The next set of eight photos are from our next 1-day expedition with Tag-A-Long, four-wheeling out to remote Horseshoe Canyon (sign below), then hiking down into it to view panels of native American rock art. This rock art is pictographs, images painted on the rock, versus petroglyphs, which are chipped into the dark desert patina on the rocks (you'll see some of those tomorrow here).

The photo below shows some really cool-looking cryptobiotic soil, a crust formed by a mix of lichens, mosses, fungi, algae and cyanobacteria which secrete a mucus that holds clumps of soil together. These teeny tiny organisms do a huge job of retaining water and controlling erosion in the desert environment.
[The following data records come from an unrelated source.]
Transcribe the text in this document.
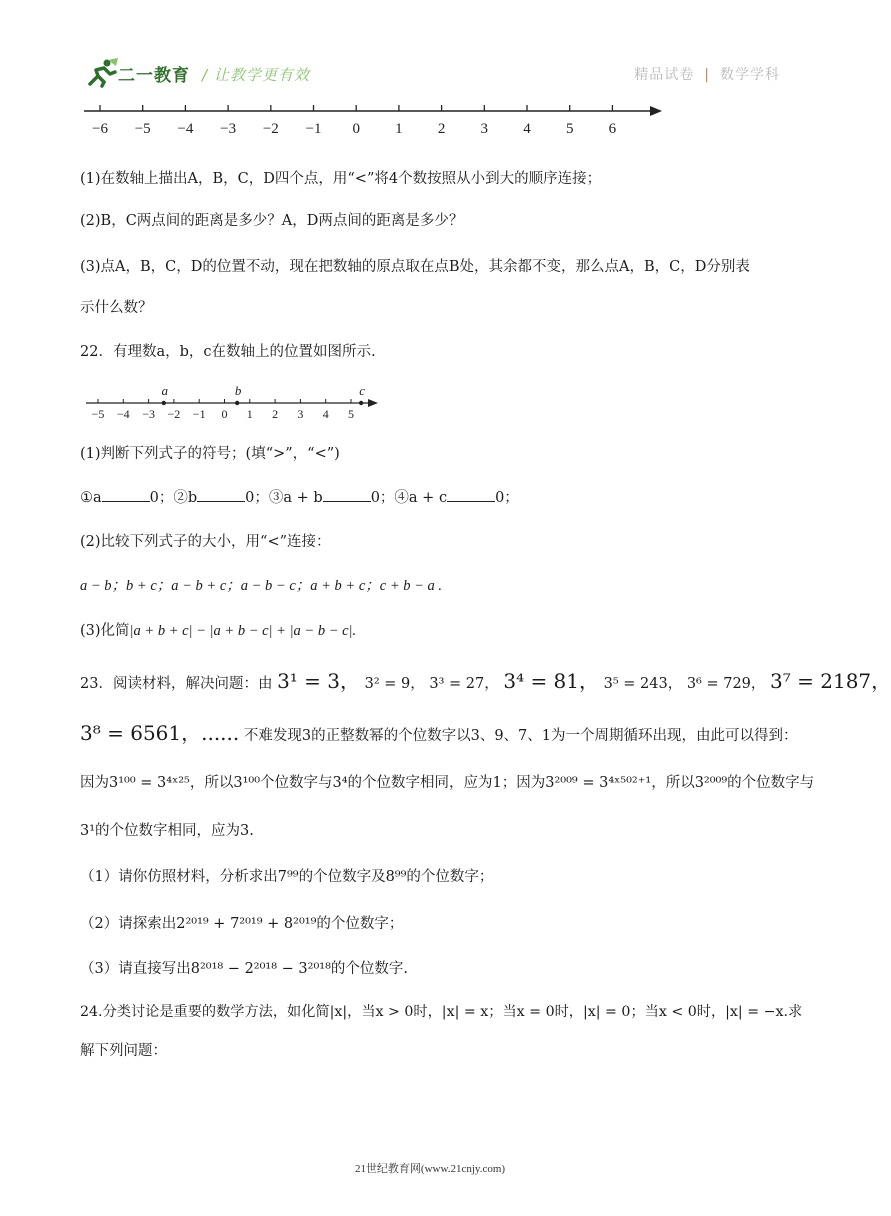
二一教育 / 让教学更有效	精品试卷 | 数学学科
−6 −5 −4 −3 −2 −1 0 1 2 3 4 5 6
(1)在数轴上描出A，B，C，D四个点，用“<”将4个数按照从小到大的顺序连接；
(2)B，C两点间的距离是多少？A，D两点间的距离是多少？
(3)点A，B，C，D的位置不动，现在把数轴的原点取在点B处，其余都不变，那么点A，B，C，D分别表
示什么数？
22．有理数a，b，c在数轴上的位置如图所示.
−5 −4 −3 −2 −1 0 1 2 3 4 5
a	b	c
(1)判断下列式子的符号；(填“>”，“<”)
①a	0；②b	0；③a + b	0；④a + c	0；
(2)比较下列式子的大小，用“<”连接：
a − b；b + c；a − b + c；a − b − c；a + b + c；c + b − a .
(3)化简|a + b + c| − |a + b − c| + |a − b − c|.
23．阅读材料，解决问题：由 3¹ = 3， 3² = 9， 3³ = 27， 3⁴ = 81， 3⁵ = 243， 3⁶ = 729， 3⁷ = 2187，
3⁸ = 6561，...... 不难发现3的正整数幂的个位数字以3、9、7、1为一个周期循环出现，由此可以得到：
因为3¹⁰⁰ = 3⁴ˣ²⁵，所以3¹⁰⁰个位数字与3⁴的个位数字相同，应为1；因为3²⁰⁰⁹ = 3⁴ˣ⁵⁰²⁺¹，所以3²⁰⁰⁹的个位数字与
3¹的个位数字相同，应为3.
（1）请你仿照材料，分析求出7⁹⁹的个位数字及8⁹⁹的个位数字；
（2）请探索出2²⁰¹⁹ + 7²⁰¹⁹ + 8²⁰¹⁹的个位数字；
（3）请直接写出8²⁰¹⁸ − 2²⁰¹⁸ − 3²⁰¹⁸的个位数字.
24.分类讨论是重要的数学方法，如化简|x|，当x > 0时，|x| = x；当x = 0时，|x| = 0；当x < 0时，|x| = −x.求
解下列问题：
21世纪教育网(www.21cnjy.com)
The next three photos are of different panels of rock art in the canyon.

The photo below shows our hiking group on the floor of the canyon, picking our way through quivering, jelly-like quicksand mud that thankfully was only a few inches deep.

One more photo of some interesting ceremonial figures in the rock art, then the last photo shows four of us back up on the rim of the canyon after hiking out. A very interesting day that provided some "local color" that will go into the book. More tomorrow!


Loni Emmert said...

Great photos and info on yoru trip Beth. Thanks so much. I've always wanted to whitewater but am still too afraid - perhaps I can start with a gentle trip :)

Beth Groundwater said...

Hi Loni,
Thanks for you comment. Yes, there are gentler whitewater trips available that you can take all over the US. Look for one with no rapids bigger than class III.

jenny milchman said...

WHAT fantastic pictures, Beth!! We were just in Moab and I well remember that alien, red landscape. But the rafting adds a whole other dimension. I would love to do some of that--and September seems like a great time for it!

Beth Groundwater said...

Hi Jenny,
Thanks for your comment. September is indeed a good time because it's a little cooler than the hot summer months of June - August. Also, the water levels are lower, so the rapids aren't quite as scary. :)

Kaye George said...

Wonderful trip! Thanks for the account and the great pictures, Beth!

Margaret said...
This comment has been removed by the author.
Margaret said...

Wonderful photos. Can hardly wait for book three. That's what I love about mystery books. They take you to places you would probably never go and give you a wonderful virtual experience. Closest this flatlander (Illinois) got to areas such as those you photographed was on an Amtrak train from Chicago to Salt Lake City. Glad my family was on a train rather than walking or floating about.
Margaret Franson

Beth Groundwater said...

Thanks for your comments, Kaye and Margaret! Similar to you, Margaret, I often read fiction to take me to foreign places or historical periods that I can't visit in person. I love to watch The Amazing Race, too, to see all the different countries the contestants go to. Some make it onto my travel bucket list, then I start making plans to go myself.